Generate your first words and learn API conventions

Prerequisites

  1. A Cartesia account.
  2. An API key.
  3. FFmpeg installed (optional but recommended).

FFmpeg isn’t required to use the Cartesia API, but it’s useful for saving, playing, and converting audio files, so we will use it in the examples below. You can install it using your platform’s package manager:

1# macOS
2brew install ffmpeg
3
4# Debian/Ubuntu
5sudo apt install ffmpeg
6
7# Fedora
8dnf install ffmpeg
9
10# Arch Linux
11sudo pacman -S ffmpeg

Generate your first words

To generate your first words, run this command in your terminal, replacing YOUR_API_KEY:

$curl -N -X POST "https://api.cartesia.ai/tts/bytes" \
> -H "Cartesia-Version: 2024-06-10" \
> -H "X-API-Key: YOUR_API_KEY" \
> -H "Content-Type: application/json" \
> -d '{"transcript": "Welcome to Cartesia Sonic!", "model_id": "sonic-english", "voice": {"mode":"id", "id": "694f9389-aac1-45b6-b726-9d9369183238"}, "output_format":{"container":"wav", "encoding":"pcm_f32le", "sample_rate":44100}}' > sonic.wav

Make sure to replace YOUR_API_KEY with your real API key, or the command won’t output anything!

You can play the resulting sonic.wav file with afplay sonic.wav (on macOS) or ffplay sonic.wav (on any system with FFmpeg installed).

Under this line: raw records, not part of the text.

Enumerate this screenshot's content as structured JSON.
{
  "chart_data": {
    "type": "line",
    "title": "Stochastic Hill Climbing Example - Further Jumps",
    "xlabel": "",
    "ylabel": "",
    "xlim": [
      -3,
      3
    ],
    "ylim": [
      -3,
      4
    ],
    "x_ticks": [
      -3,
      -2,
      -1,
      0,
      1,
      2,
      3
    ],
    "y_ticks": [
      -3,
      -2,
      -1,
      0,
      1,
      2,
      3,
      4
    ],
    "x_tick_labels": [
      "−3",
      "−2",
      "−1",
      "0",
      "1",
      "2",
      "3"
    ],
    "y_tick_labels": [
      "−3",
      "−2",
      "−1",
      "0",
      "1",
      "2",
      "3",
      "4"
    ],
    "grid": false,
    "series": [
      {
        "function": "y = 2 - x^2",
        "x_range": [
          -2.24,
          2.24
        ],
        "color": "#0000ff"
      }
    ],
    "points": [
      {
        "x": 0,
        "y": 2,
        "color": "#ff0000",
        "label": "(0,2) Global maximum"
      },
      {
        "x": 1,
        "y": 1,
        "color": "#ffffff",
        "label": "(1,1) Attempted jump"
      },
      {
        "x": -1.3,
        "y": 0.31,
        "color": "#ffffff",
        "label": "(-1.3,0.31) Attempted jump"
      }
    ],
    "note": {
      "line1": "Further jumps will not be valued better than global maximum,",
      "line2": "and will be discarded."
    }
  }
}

You can also just double click it in your file explorer.

This command calls the Text to Speech (Bytes) endpoint which runs the text-to-speech generation and transmits the output in raw bytes.

The bytes endpoint supports a variety of output formats, making it perfect for batch use cases where you want to save the audio in advance.

In comparison, Cartesia’s WebSocket and Server-Sent Events endpoints stream out raw PCM audio to avoid latency overhead from transcoding the audio.

The voice used above can be found on the playground.